DB: Nothing that gets you more into the act of cooking and engaging with people?

RT: It’s not so much about the cooking, not about the food or any particular dish; it’s about the act and then ... I think it’s always more communal to cook a big pot of curry than to make a piece of steak. But I actually just recently cooked a lot of steak for 2,000 people so I’m actually wrong, I could cook steak for a lot of people but, of course, it’s about the activity of cooking. When we made this kind of barbecue grill, Argentinean style, the asado, it’s a communal activity in itself. So, it was just a matter of scale. People normally do it with families but here we extended it so we could involve even more people at the same moment, so it became something else.

DB: Where do you get your ideas from? Are you inspired by something in specific or do they randomly come to you? Do you get them from looking at things, reading, or conversing with people?

RT: I think it’s all of that. It’s an ongoing process that I have and I think many artists have, which is like you’re always thinking, looking and everything that you experience becomes a question or a possibility. It’s a combination; I’m looking at certain things that I’m interested in but, on the other hand, I’m always very receptive to what is happening around me, and that becomes a trigger for other things.


 
DB: I’m wondering how you go on varying so much in terms of media when it comes to your work. Is it difficult to manoeuvre all these different types of expression, ranging from cooking to investigations about architecture...?

RT: I’m not interested in style, I’m interested in content and if all the elements make sense, they all have certain roots or they all certainly have a relation to each other. It could be an eight-hour video or a ten-hour cooking session, yet they all bring people to the same place.

DB: Do you consider your piece now on view in The Last Newspaper at the New Museum, Untitled (the days of this society are numbered/September 21, 2009), part of a series along with other text works you have recently produced?

RT: I consider them like signage, like stop signs, road signs. They form a series but they can make you pay attention to a certain place and a certain moment when you are confronted by them. I think about that layering of the newspaper, which is an activity I’m very interested in, and in the activity of information being gathered. There are just a lot of layers there for me, from the ads to the typeface of the newspaper itself. There’s a lot of coincidence – or accidents, or maybe even intentions – in the way that certain things get laid out on these pages. The sign makes you stop and pay attention to the other things happening behind it.

DB: Would you be able to explain further how that text, in particular, explores the social role of the artist?
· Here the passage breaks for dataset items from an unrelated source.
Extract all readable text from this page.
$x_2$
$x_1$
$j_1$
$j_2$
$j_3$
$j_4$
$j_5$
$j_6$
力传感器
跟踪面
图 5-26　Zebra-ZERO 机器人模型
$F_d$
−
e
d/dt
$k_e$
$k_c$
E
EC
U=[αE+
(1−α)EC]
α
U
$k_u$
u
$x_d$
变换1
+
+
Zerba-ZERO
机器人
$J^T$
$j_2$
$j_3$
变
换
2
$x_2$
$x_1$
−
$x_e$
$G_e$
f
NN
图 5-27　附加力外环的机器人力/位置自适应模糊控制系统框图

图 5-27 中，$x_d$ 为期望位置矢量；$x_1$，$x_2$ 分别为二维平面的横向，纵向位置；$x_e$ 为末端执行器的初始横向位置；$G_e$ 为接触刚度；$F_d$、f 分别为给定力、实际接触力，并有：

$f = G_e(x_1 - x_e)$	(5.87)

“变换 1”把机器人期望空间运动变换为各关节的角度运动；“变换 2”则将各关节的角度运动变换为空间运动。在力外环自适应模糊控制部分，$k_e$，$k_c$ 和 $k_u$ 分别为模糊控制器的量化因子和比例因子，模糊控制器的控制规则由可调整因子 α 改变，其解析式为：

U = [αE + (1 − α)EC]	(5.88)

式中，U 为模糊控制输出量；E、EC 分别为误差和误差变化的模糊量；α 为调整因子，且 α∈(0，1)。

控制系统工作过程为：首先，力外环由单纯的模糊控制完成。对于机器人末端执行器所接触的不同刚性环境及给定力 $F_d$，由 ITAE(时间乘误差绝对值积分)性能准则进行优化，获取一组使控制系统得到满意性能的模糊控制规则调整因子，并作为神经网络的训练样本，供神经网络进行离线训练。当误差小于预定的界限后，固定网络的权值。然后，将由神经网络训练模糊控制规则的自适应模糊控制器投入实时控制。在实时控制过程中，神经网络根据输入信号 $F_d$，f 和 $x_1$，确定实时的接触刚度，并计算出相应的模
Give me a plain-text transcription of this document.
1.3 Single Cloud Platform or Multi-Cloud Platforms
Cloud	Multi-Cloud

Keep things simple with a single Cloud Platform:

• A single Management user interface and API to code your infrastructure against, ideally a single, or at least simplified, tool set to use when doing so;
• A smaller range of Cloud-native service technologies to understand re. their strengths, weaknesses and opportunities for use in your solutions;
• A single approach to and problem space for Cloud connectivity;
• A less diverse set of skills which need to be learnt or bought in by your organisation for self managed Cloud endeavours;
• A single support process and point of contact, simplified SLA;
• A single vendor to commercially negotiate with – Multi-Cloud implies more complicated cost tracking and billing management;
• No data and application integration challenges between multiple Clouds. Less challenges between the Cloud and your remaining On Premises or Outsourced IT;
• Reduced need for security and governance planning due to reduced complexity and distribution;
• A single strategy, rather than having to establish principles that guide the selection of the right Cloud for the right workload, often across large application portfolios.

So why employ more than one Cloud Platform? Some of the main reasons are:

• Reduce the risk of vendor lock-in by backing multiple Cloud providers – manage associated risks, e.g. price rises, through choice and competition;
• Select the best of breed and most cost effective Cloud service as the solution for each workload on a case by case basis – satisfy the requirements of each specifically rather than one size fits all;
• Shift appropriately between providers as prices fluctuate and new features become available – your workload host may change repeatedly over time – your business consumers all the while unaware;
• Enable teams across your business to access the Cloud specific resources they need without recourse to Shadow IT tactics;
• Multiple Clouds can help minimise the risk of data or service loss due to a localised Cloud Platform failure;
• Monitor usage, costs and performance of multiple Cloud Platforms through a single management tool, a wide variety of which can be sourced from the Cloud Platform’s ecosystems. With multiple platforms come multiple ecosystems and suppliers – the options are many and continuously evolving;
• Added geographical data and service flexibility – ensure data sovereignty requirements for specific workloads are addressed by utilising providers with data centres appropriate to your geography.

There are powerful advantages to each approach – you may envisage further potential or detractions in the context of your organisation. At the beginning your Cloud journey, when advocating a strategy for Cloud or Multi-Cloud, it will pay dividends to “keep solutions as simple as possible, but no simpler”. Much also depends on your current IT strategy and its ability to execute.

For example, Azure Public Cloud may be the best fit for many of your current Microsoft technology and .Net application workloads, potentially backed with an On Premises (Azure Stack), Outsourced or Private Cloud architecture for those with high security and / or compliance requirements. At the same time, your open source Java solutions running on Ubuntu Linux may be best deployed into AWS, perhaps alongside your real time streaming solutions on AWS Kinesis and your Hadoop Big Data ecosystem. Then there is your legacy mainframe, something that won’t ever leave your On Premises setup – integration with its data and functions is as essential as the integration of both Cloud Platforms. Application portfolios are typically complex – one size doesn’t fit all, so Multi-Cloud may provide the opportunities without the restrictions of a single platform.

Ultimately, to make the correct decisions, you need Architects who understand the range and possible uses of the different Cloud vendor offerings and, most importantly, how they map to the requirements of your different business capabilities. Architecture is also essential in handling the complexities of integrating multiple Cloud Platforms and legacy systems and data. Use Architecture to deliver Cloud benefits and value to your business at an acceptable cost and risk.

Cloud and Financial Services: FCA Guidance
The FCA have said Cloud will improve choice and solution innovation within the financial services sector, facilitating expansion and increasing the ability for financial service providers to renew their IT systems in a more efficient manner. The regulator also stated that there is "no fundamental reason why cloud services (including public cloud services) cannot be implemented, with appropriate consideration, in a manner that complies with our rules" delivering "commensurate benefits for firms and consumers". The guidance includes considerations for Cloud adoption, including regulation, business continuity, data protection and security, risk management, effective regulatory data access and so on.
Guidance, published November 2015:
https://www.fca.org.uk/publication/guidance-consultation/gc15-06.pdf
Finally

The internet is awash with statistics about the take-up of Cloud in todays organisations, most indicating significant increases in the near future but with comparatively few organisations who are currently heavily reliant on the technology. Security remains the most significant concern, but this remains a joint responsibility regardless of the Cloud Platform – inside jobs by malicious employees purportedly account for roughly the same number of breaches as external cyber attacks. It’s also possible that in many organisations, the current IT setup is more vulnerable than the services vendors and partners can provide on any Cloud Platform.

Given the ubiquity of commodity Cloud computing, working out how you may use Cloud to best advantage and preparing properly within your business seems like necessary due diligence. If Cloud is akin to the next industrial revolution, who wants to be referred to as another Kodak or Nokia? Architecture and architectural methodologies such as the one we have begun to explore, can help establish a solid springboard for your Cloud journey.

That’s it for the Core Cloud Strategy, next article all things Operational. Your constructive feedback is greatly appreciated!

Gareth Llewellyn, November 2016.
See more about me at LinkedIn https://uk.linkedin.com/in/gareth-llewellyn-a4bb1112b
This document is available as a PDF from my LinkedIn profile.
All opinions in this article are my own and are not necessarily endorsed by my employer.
RT: ‘The days of this society is numbered’ is attributed to the situation in 1968; obviously, at that time it was a provocation within the context of a manifestation against the society, or rather of society against a particular group of people, the institution, people in control. And I would say that, of course, those moments reoccur, those conditions can still exist.

DB: I’m sure everybody asks about the grammar…

RT: Yes, well, it’s a bad translation of French. The mistake makes people react.

 
 

DB: And the dates on the newspaper…

RT: Well some in the series do make a reference to, for example, the market crash of 2008, just at the end of George Bush’s presidency. It has all been commentary about the Bush years and certainly in conjunction with the market crash.

DB: What will we see from you in the near future? What are you working on now?

RT: I’m working on a film which will be about a retired Thai farmer in the countryside, and I hope that people will get to see it, or that it’s good enough for people to see it.